Dans la vie, rien n'est à craindre, tout est à comprendre (Marie Curie)

A partir du 26 avril 1986, l’explosion initiale puis l’incendie pendant 10 jours du combustible nucléaire du réacteur n°4 du centre de Tchernobyl, ont libéré une grande quantité de radionucléides artificiels dans l’environnement (voir référence AIEA-1). Ces radionucléides se sont rajoutés à la grande quantité déjà présente naturellement dans l’atmosphère, les eaux et la terre mais aussi dans notre corps.

En effet, le corps humain contient des radionucléides, notamment le potassium-40 et le carbone-14, dont huit mille atomes se désintègrent par seconde dans nos tissus.

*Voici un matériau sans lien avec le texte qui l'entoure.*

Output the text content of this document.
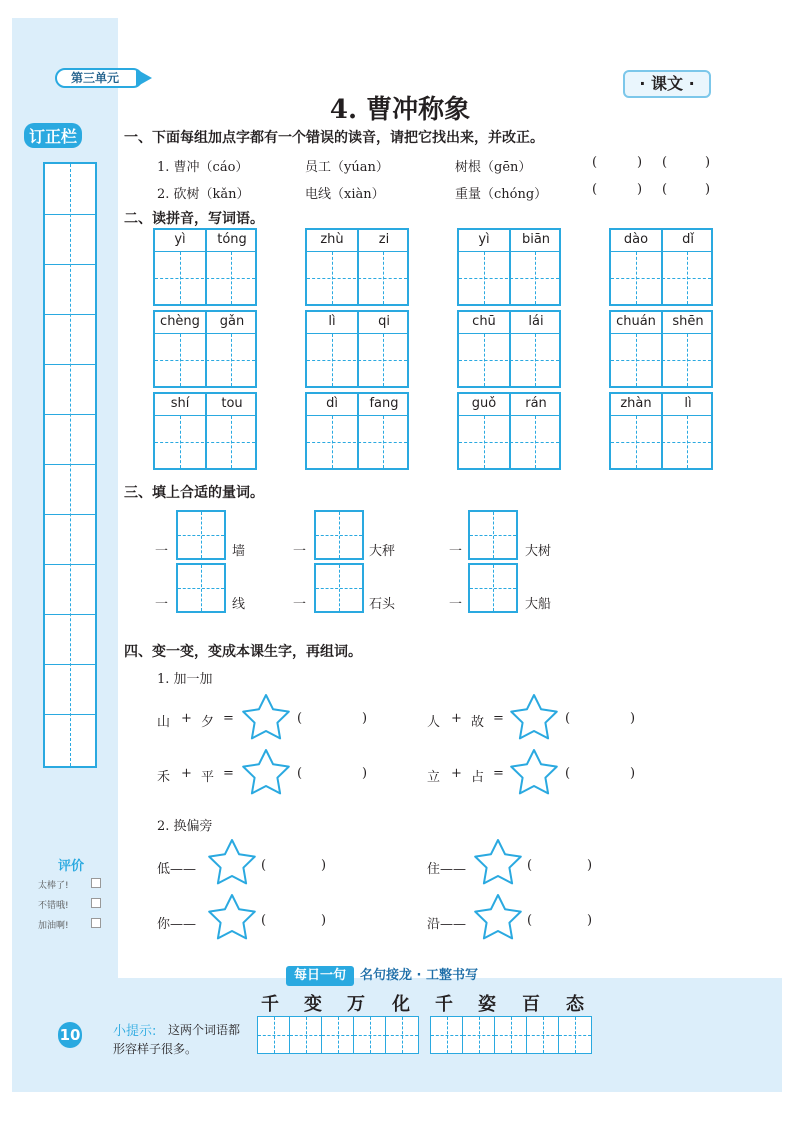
第三单元	· 课文 ·
4. 曹冲称象
订正栏
评价
太棒了!
不错哦!
加油啊!
一、下面每组加点字都有一个错误的读音，请把它找出来，并改正。
1. 曹冲（cáo）	员工（yúan）	树根（gēn）
2. 砍树（kǎn）	电线（xiàn）	重量（chóng）
(	) (	)
(	) (	)
二、读拼音，写词语。
yì	tóng	zhù	zi	yì	biān	dào	dǐ
chèng	gǎn	lì	qi	chū	lái	chuán	shēn
shí	tou	dì	fang	guǒ	rán	zhàn	lì
三、填上合适的量词。
一	墙	一	大秤	一	大树
一	线	一	石头	一	大船
四、变一变，变成本课生字，再组词。
1. 加一加
2. 换偏旁
山 + 夕 =	(	)	人 + 故 =	(	)
禾 + 平 =	(	)	立 + 占 =	(	)
低——	(	)	住——	(	)
你——	(	)	沿——	(	)
每日一句	名句接龙 · 工整书写
千	变	万	化	千	姿	百	态
10	小提示: 这两个词语都
形容样子很多。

Pour rappel, le becquerel (Bq) est l’unité de mesure de la radioactivité, il représente le nombre de désintégrations par seconde, le potassium-40 et le carbone-14 représentent donc une activité de l’ordre de 8 000 Bq dans le corps d’une personne de 70 kg.

Les activités des différents radionucléides libérés pendant les 10 jours qui suivirent l’explosion sont importantes : ainsi un total d'environ 14 exaBq, soit 14 milliards de milliard de becquerel de substances radioactives sont émises principalement dans l’atmosphère. Ce sont des isotopes de l’iode (1,8 exaBq), du césium (0,085 exaBq), du strontium (0,01 exaBq) et du plutonium (0,003 exaBq). Les gaz rares ont contribué à environ 50% du total de la radioactivité libérée dans l’environnement (voir référence AIEA-2).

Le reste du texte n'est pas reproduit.